Despite a 3-2 loss Friday at Coventry, Reading is atop the division at 7-1-1 with 22 points. Through his first eight games, Paunovic was off to the best start for a first-year manager in the English second level in 20 years, establishing Reading as one of the -favorites to return to the top league.
Paunovic, however, said he isn’t thinking about advancement to the Premier League, which comes for the top two teams in the division as well as the winner of a postseason tournament involving the third- through sixth-place finishers. He said expectations are a double-edged sword and is focused more on managing the new expectations and the team’s environment, not promotion.
“That’s exactly what we are trying to avoid saying,” Paunovic said. “That’s exactly what we are trying to avoid getting dragged into. Our expectation is only our next game. To win our next game is the most important thing. It’s something that brought us to this point and that we will continue doing.”

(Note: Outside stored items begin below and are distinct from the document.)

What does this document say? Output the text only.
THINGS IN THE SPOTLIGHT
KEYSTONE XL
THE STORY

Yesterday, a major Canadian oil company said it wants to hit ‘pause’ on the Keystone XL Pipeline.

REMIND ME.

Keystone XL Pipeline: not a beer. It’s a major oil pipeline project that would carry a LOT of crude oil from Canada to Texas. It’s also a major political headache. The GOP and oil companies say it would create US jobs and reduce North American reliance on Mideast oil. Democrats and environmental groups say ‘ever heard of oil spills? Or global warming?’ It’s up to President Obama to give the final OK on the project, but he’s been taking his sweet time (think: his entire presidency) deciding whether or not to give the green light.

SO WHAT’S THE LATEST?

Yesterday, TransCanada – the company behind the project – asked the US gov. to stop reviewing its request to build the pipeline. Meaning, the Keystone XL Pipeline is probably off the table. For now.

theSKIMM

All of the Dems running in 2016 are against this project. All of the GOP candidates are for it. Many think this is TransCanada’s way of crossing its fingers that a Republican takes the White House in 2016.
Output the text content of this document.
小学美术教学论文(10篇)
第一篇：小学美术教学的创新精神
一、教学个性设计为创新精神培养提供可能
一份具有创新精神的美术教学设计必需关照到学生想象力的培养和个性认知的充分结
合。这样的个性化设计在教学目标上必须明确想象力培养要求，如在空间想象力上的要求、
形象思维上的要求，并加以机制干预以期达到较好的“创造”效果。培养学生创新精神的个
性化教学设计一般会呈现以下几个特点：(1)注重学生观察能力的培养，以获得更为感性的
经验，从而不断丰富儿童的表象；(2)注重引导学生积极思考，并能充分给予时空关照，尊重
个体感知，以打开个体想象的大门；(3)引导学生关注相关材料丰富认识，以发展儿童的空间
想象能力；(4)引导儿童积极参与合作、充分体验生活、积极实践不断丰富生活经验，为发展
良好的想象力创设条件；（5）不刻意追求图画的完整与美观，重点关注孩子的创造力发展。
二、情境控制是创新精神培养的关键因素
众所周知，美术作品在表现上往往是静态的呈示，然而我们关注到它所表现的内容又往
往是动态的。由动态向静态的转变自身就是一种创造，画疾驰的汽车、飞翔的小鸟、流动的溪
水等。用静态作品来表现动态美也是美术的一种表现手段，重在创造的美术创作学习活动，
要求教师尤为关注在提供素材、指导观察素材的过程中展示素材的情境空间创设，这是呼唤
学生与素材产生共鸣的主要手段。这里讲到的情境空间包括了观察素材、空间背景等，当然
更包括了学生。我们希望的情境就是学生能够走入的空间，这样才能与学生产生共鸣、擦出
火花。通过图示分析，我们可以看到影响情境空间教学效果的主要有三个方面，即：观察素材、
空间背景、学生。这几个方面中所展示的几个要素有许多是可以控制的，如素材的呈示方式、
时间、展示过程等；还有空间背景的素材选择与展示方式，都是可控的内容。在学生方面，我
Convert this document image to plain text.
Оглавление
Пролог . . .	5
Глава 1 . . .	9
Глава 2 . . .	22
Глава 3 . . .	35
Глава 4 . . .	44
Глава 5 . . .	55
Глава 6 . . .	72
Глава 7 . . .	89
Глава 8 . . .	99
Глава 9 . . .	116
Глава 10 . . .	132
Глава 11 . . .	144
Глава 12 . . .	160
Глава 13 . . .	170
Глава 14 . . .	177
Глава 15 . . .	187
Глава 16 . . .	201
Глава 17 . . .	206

While Paunovic has a lot going on in England, he’s still looking at the soccer picture in the United States. He’s confident that Major League Soccer is on the right path and that the United States has huge potential as a soccer nation.
The critical mass, Paunovic said, is there, and he said it’s important for all levels of soccer to have coaches who share their love and passion for the sport while continuing to learn the game. Though he’s still in England, Paunovic wants to maintain the relationships he forged in Chicago and keep building on them, helping any way he can by opening his network to anyone who wants to keep growing soccer in the United States.
“It’s an important thing that the United States as a soccer country keeps growing, keeps having a great network around the world,” Paunovic said. “I think I can help.”